Trusting the Waiting Period

Ten days late. My second baby was supposedly due on July 21 and no sign of her yet.

My entire pregnancy I thought: second baby, no big deal. Never put much thought into it like my first pregnancy. During the end of my second trimester, I had one of the most fun, creative times in my business putting on a 3-day live event for 50 women, speaking at the Chopra Center and launching 2.0 of our Facilitator Tribe. I honestly never felt “pregnant.”

So when I officially took maternity leave on July 18 and my husband put me on “house arrest” as I jokingly called it, I thought, this baby is just going to pop right out in the next few days. Easy peasy.

Instead, I’ve been in one of the most transformative processes of patience and surrender in my life.

Yesterday, I called my mom and with tears in my eyes, told her that it felt vulnerable to ask her to change her flight for her 10-day vacation she was scheduled to go on with a group of my parents’ friends.

Asking for what I desired and needed felt scary in that moment, not wanting to be rejected or a burden.

She told me not to worry, she’d postpone her flight til Monday because she didn’t want to miss the birth.

I feel closer than ever to her as today marks my grandmother’s birthday and I’m present to the lineage of women in my family. Mothers and daughters. The divine feminine evolving, healing, rising.

We want to control everything, even our arbitrary due dates. But the goddess always has another plan, a divine plan. Control is an illusion. To truly embody our feminine leadership, we must trust the mysterious way that the feminine works and surrender to the unfolding.

I read this recently in a blog post:

“Shouldn’t there be a word for this state of being, describing the time and place where mothers linger, waiting to be called forward?

“Germans have a word, zwischen, which means between. I’ve co-opted that word for my own obstetrical uses. When I sense the discomfort and tension of late pregnancy in my clients, I suggest that they are now in The Time of Zwischen.
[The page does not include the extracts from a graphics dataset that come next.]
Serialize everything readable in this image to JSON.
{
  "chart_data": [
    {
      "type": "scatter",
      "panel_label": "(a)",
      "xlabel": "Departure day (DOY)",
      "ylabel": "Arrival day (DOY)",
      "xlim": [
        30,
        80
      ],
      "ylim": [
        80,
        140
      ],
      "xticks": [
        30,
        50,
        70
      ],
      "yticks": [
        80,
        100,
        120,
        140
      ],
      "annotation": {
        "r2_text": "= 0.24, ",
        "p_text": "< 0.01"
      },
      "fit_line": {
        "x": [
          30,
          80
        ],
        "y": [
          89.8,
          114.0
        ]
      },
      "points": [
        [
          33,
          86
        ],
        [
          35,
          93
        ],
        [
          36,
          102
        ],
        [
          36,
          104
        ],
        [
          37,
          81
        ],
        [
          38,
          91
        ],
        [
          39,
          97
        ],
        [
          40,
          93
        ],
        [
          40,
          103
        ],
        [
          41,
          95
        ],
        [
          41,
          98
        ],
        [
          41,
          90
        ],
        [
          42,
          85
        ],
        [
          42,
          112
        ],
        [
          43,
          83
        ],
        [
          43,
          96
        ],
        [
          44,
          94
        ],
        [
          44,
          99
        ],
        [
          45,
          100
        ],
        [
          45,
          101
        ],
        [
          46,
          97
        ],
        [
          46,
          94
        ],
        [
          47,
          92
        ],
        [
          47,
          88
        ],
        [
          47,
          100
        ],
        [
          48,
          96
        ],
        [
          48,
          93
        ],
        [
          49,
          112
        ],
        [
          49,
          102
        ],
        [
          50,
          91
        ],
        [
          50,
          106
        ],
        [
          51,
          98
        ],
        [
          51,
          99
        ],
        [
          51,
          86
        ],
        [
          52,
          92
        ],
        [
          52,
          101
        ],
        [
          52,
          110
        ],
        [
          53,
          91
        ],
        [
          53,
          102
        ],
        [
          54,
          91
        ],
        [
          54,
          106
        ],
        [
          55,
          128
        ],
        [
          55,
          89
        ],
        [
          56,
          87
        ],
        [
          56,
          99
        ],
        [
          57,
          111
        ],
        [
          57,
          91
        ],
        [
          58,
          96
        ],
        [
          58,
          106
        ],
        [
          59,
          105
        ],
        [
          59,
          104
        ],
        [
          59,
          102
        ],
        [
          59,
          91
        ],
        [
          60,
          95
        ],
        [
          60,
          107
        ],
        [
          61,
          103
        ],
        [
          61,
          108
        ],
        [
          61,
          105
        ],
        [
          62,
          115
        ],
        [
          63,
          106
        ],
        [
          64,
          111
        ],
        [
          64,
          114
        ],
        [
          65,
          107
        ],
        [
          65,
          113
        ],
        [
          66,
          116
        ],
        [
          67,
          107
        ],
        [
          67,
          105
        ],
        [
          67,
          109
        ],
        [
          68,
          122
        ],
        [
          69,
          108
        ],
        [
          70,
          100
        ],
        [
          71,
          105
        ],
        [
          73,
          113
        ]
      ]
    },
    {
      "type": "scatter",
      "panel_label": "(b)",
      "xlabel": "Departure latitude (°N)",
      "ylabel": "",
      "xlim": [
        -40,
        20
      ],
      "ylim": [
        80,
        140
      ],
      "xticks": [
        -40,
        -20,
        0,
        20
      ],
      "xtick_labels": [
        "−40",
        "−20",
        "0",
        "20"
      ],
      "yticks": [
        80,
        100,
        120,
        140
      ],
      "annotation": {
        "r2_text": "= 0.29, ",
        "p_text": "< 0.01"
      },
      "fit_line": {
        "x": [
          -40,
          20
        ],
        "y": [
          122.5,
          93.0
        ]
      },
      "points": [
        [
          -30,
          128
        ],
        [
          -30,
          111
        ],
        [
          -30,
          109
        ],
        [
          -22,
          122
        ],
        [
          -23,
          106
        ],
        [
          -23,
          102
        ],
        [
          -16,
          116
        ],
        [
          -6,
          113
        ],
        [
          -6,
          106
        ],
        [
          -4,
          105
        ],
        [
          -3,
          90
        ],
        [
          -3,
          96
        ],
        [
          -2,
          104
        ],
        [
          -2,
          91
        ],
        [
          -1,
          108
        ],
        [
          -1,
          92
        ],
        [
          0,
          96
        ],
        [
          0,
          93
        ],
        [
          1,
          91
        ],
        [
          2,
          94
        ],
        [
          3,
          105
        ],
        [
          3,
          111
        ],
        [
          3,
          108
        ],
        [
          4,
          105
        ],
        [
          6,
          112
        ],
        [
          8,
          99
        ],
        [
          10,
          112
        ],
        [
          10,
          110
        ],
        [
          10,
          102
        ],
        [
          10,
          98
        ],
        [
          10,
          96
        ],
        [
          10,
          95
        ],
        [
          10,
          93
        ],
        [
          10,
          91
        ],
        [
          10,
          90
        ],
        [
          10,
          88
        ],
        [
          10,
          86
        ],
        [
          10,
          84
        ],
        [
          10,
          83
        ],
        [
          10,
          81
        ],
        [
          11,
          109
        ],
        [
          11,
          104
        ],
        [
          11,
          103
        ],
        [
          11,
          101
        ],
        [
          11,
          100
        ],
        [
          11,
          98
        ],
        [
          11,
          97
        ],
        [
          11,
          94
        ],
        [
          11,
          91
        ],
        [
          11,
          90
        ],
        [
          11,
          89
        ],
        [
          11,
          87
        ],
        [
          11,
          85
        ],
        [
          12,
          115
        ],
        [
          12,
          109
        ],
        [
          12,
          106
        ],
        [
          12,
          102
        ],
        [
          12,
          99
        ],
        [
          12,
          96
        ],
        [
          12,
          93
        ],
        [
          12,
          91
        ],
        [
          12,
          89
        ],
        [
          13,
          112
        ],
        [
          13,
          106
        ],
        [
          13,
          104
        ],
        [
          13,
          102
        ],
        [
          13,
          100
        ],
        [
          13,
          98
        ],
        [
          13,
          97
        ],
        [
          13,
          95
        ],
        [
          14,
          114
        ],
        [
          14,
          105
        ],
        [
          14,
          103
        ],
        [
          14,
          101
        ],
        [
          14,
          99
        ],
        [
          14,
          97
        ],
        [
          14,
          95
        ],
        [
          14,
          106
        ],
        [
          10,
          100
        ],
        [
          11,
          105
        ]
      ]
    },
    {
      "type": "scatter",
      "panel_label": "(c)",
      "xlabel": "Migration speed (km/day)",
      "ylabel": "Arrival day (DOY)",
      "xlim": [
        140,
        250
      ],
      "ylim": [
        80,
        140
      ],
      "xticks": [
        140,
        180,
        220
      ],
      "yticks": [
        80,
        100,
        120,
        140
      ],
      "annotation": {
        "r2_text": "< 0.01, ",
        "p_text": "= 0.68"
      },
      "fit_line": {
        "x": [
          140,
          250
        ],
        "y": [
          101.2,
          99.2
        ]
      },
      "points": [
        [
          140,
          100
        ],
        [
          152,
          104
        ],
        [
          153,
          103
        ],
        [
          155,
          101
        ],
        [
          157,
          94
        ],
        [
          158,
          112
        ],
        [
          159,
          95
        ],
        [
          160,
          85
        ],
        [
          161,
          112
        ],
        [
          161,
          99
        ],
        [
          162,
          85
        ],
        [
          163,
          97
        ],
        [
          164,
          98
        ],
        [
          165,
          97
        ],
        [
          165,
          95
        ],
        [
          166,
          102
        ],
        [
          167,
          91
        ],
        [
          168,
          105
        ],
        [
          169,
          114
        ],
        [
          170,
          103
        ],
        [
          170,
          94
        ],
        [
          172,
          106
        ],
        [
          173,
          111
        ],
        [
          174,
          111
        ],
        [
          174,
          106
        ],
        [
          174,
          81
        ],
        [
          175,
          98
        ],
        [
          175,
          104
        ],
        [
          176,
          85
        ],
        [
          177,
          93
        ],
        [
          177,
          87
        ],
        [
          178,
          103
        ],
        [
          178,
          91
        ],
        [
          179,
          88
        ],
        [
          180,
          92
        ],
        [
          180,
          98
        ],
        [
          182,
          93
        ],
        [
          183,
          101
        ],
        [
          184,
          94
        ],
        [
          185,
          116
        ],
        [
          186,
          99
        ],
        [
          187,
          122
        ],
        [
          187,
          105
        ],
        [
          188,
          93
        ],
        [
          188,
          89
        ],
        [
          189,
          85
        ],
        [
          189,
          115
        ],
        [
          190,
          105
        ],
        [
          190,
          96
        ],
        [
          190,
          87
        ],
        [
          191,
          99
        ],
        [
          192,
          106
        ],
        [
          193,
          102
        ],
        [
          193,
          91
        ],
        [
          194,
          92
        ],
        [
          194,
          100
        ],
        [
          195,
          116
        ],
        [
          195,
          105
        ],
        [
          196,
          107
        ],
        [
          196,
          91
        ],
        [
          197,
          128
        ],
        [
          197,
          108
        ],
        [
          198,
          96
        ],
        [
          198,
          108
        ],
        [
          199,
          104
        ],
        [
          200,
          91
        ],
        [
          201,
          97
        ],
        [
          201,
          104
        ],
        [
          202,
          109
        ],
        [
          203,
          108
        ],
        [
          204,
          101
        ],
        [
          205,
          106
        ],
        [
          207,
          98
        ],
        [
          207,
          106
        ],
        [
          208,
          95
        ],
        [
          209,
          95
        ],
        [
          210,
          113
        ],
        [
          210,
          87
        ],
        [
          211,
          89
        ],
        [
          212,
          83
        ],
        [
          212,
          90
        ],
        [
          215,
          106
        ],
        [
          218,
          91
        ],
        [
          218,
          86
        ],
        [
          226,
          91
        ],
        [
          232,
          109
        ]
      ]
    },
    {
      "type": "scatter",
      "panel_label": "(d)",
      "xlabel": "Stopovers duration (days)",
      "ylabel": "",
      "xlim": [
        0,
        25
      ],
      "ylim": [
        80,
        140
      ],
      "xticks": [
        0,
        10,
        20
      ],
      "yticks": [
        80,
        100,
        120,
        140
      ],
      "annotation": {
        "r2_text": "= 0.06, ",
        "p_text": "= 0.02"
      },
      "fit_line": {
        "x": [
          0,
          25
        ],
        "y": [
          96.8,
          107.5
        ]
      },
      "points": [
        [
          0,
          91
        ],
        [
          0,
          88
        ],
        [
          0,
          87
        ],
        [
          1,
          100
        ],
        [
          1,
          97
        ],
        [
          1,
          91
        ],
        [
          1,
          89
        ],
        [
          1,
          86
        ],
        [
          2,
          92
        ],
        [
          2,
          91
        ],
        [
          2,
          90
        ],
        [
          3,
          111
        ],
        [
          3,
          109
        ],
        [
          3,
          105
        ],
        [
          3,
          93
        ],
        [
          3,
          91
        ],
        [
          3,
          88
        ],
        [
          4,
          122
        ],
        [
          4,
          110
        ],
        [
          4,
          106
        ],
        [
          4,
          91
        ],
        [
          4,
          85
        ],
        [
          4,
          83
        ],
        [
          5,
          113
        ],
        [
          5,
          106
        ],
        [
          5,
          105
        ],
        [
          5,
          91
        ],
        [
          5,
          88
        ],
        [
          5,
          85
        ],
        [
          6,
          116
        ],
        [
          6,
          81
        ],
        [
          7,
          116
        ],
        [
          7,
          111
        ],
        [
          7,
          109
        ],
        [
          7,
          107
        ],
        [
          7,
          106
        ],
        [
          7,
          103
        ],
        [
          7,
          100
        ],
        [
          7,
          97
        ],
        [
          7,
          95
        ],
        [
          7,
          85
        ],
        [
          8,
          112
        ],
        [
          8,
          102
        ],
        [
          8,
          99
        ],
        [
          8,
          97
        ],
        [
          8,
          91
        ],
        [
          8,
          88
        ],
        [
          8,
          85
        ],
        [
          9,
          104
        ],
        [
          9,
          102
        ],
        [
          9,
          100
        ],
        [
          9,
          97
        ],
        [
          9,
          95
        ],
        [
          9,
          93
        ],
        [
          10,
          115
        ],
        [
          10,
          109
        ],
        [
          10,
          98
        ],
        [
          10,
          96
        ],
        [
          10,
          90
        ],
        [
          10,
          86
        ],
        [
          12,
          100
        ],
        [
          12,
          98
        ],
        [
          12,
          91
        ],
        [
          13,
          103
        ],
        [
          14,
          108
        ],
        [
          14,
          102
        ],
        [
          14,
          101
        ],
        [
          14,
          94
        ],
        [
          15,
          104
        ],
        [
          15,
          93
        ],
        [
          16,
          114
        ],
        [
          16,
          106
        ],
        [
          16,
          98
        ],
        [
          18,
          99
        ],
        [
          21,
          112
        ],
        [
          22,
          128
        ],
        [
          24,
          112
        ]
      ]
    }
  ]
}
The time of in between, where the opening begins. Giving it a name gives it dimension, an experience closer to wonder than endurance.” – Jana Studelska

Yes indeed, the feminine mystery is a wonder. This waiting period, has been wonder-ful the more I’ve surrendered to it. From my creativity bursting through to deeper connection with my own mother, I am getting exactly what I need to bring this soul into the world and raise her as a new generation feminine leader.

If you are in Zwischen yourself — and it can look like any transition you are in where you are waiting for answers, a sign, or something to shift or change — I invite you to let go of resisting it and allow the beautiful unfolding to occur. This is where the magic and miracles take place.